10.  JJ Keegan.  I thoroughly enjoy playing golf with women, juniors, and new entrants to the game regardless of their ability.  Collectively, as a group, they recognize their foibles and are merely out to have fun, are courteous, and play relatively quickly considering how many times they are slaying at the ball.  Conversely, I can’t stand recreational golfers who can’t break 90 and engage in the following idiosyncrasies on the golf course:

They:

a.  Get out of their cart when allowed on the fairway, walk more than 20 yards to their ball, look at their shot and then walk back to the cart to select a club rather than taking a couple of clubs with them.

b.  Use a handheld GPS standing by the cart when their cart has GPS accurately measured to the pin.

c.   Use a hand-held GPS inside of 50 yards.

d.   Drop a ball, particularly on Par 3, when they are not satisfied with their first shot and then play the first ball. 

e.   Are confused that the golf course is the driving range and take a plethora of practice shots during the round.

f.    Don’t pick up their ball when they have reached the maximum net USGA stroke limit for their handicap.

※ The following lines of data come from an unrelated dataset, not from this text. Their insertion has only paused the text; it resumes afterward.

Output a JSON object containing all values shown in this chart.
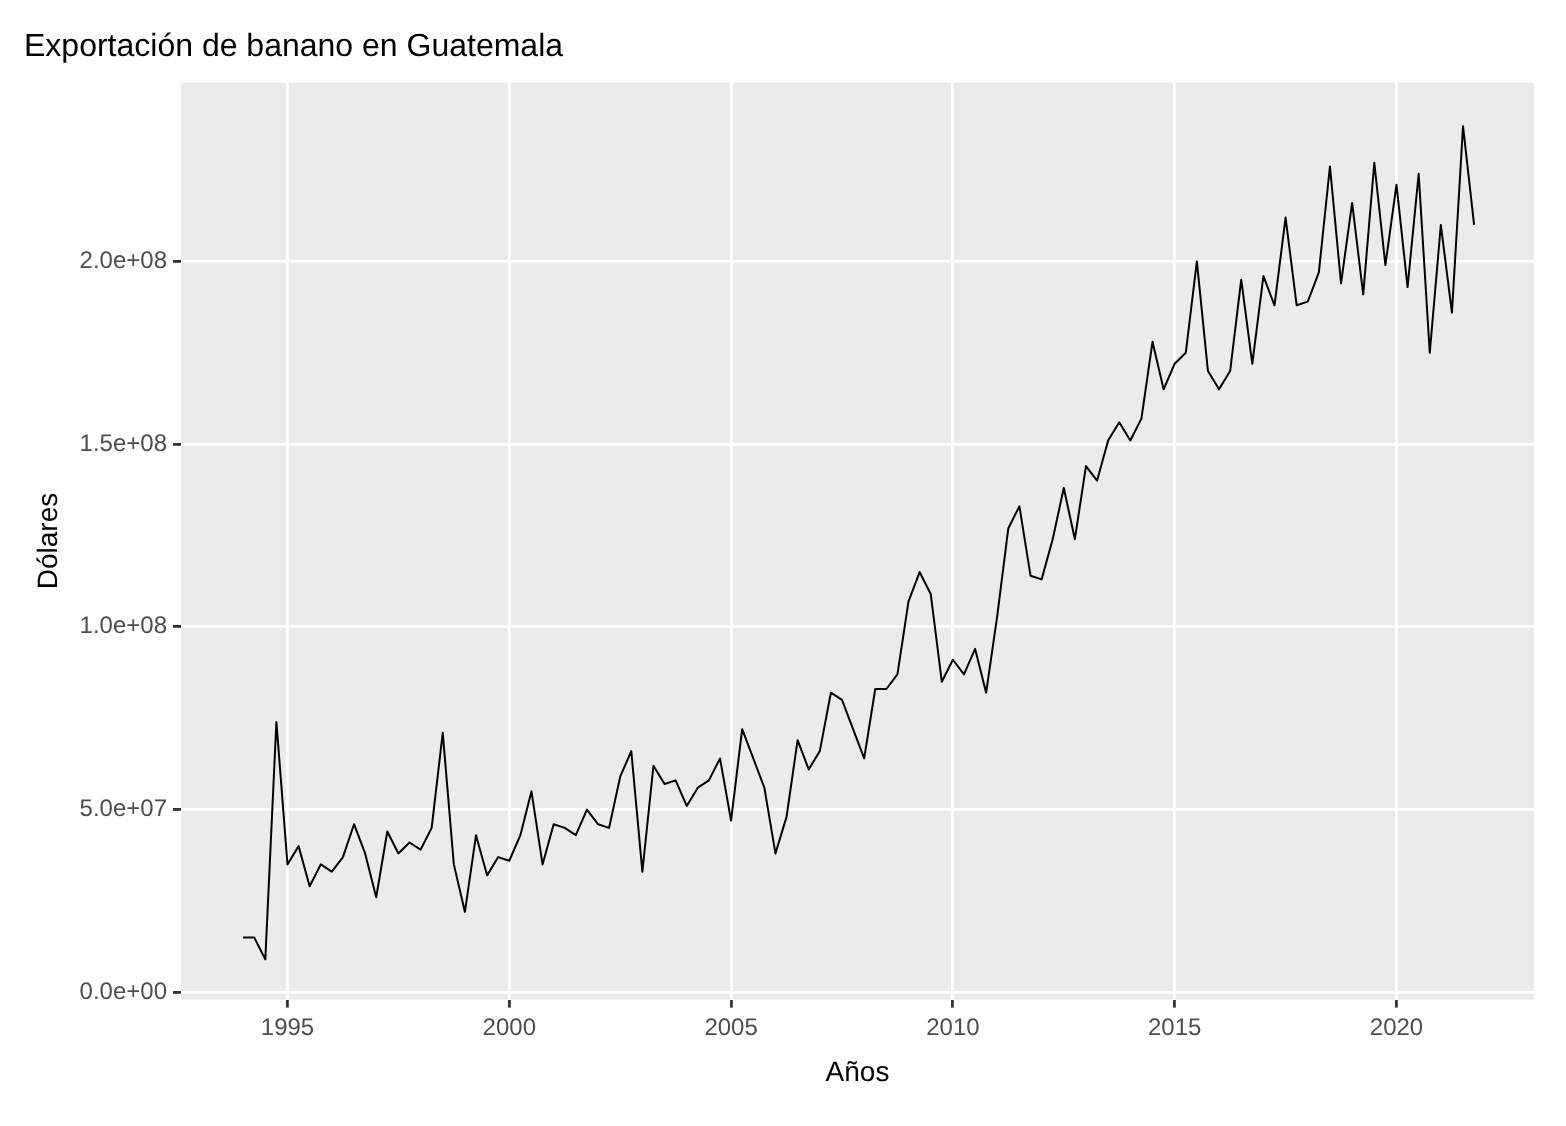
{
  "chart_data": {
    "type": "line",
    "title": "Exportación de banano en Guatemala",
    "xlabel": "Años",
    "ylabel": "Dólares",
    "x": [
      1994,
      1994.25,
      1994.5,
      1994.75,
      1995,
      1995.25,
      1995.5,
      1995.75,
      1996,
      1996.25,
      1996.5,
      1996.75,
      1997,
      1997.25,
      1997.5,
      1997.75,
      1998,
      1998.25,
      1998.5,
      1998.75,
      1999,
      1999.25,
      1999.5,
      1999.75,
      2000,
      2000.25,
      2000.5,
      2000.75,
      2001,
      2001.25,
      2001.5,
      2001.75,
      2002,
      2002.25,
      2002.5,
      2002.75,
      2003,
      2003.25,
      2003.5,
      2003.75,
      2004,
      2004.25,
      2004.5,
      2004.75,
      2005,
      2005.25,
      2005.5,
      2005.75,
      2006,
      2006.25,
      2006.5,
      2006.75,
      2007,
      2007.25,
      2007.5,
      2007.75,
      2008,
      2008.25,
      2008.5,
      2008.75,
      2009,
      2009.25,
      2009.5,
      2009.75,
      2010,
      2010.25,
      2010.5,
      2010.75,
      2011,
      2011.25,
      2011.5,
      2011.75,
      2012,
      2012.25,
      2012.5,
      2012.75,
      2013,
      2013.25,
      2013.5,
      2013.75,
      2014,
      2014.25,
      2014.5,
      2014.75,
      2015,
      2015.25,
      2015.5,
      2015.75,
      2016,
      2016.25,
      2016.5,
      2016.75,
      2017,
      2017.25,
      2017.5,
      2017.75,
      2018,
      2018.25,
      2018.5,
      2018.75,
      2019,
      2019.25,
      2019.5,
      2019.75,
      2020,
      2020.25,
      2020.5,
      2020.75,
      2021,
      2021.25,
      2021.5,
      2021.75
    ],
    "series": [
      {
        "color": "#000000",
        "values": [
          15000000,
          15000000,
          9000000,
          74000000,
          35000000,
          40000000,
          29000000,
          35000000,
          33000000,
          37000000,
          46000000,
          38000000,
          26000000,
          44000000,
          38000000,
          41000000,
          39000000,
          45000000,
          71000000,
          35000000,
          22000000,
          43000000,
          32000000,
          37000000,
          36000000,
          43000000,
          55000000,
          35000000,
          46000000,
          45000000,
          43000000,
          50000000,
          46000000,
          45000000,
          59000000,
          66000000,
          33000000,
          62000000,
          57000000,
          58000000,
          51000000,
          56000000,
          58000000,
          64000000,
          47000000,
          72000000,
          64000000,
          56000000,
          38000000,
          48000000,
          69000000,
          61000000,
          66000000,
          82000000,
          80000000,
          72000000,
          64000000,
          83000000,
          83000000,
          87000000,
          107000000,
          115000000,
          109000000,
          85000000,
          91000000,
          87000000,
          94000000,
          82000000,
          103000000,
          127000000,
          133000000,
          114000000,
          113000000,
          124000000,
          138000000,
          124000000,
          144000000,
          140000000,
          151000000,
          156000000,
          151000000,
          157000000,
          178000000,
          165000000,
          172000000,
          175000000,
          200000000,
          170000000,
          165000000,
          170000000,
          195000000,
          172000000,
          196000000,
          188000000,
          212000000,
          188000000,
          189000000,
          197000000,
          226000000,
          194000000,
          216000000,
          191000000,
          227000000,
          199000000,
          221000000,
          193000000,
          224000000,
          175000000,
          210000000,
          186000000,
          237000000,
          210000000
        ]
      }
    ],
    "xlim": [
      1992.6,
      2023.1
    ],
    "xticks": [
      1995,
      2000,
      2005,
      2010,
      2015,
      2020
    ],
    "ylim": [
      -2000000,
      249000000
    ],
    "yticks": [
      {
        "value": 0,
        "label": "0.0e+00"
      },
      {
        "value": 50000000,
        "label": "5.0e+07"
      },
      {
        "value": 100000000,
        "label": "1.0e+08"
      },
      {
        "value": 150000000,
        "label": "1.5e+08"
      },
      {
        "value": 200000000,
        "label": "2.0e+08"
      }
    ],
    "grid": true,
    "marker": "none",
    "line_style": "solid"
  }
}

g.    Insist on putting out everything and mark their ball inside 18 inches stating that they play in a men’s or women’s league that requires it.  They want to get in the practice.  

h.   Log more airtime with their clubs than some short flights on United or frequently use profane language.

i.    Don’t order food in advance of the turn and then take more than 10 minutes to get a beverage and a sandwich.

j.   Order drinks from beverage cart attendants in the middle of the landing zone rather waiting to be served after they finished putting out on a hole.  Part of the fault here lies with the beverage cart attendant who doesn’t wait by the green or at the tee for the upcoming golfers.

I guess they all fall under one category – golf should be played in under four hours and anything that lengthens the time playing annoys me.  The harsh reality is that I doubt I will get over the above distracting me on the golf course.   Oh well.

Well, the New Year starts tomorrow, and my mind has been flushed by the 4th quarter irritations of 2021.   What are your resolutions?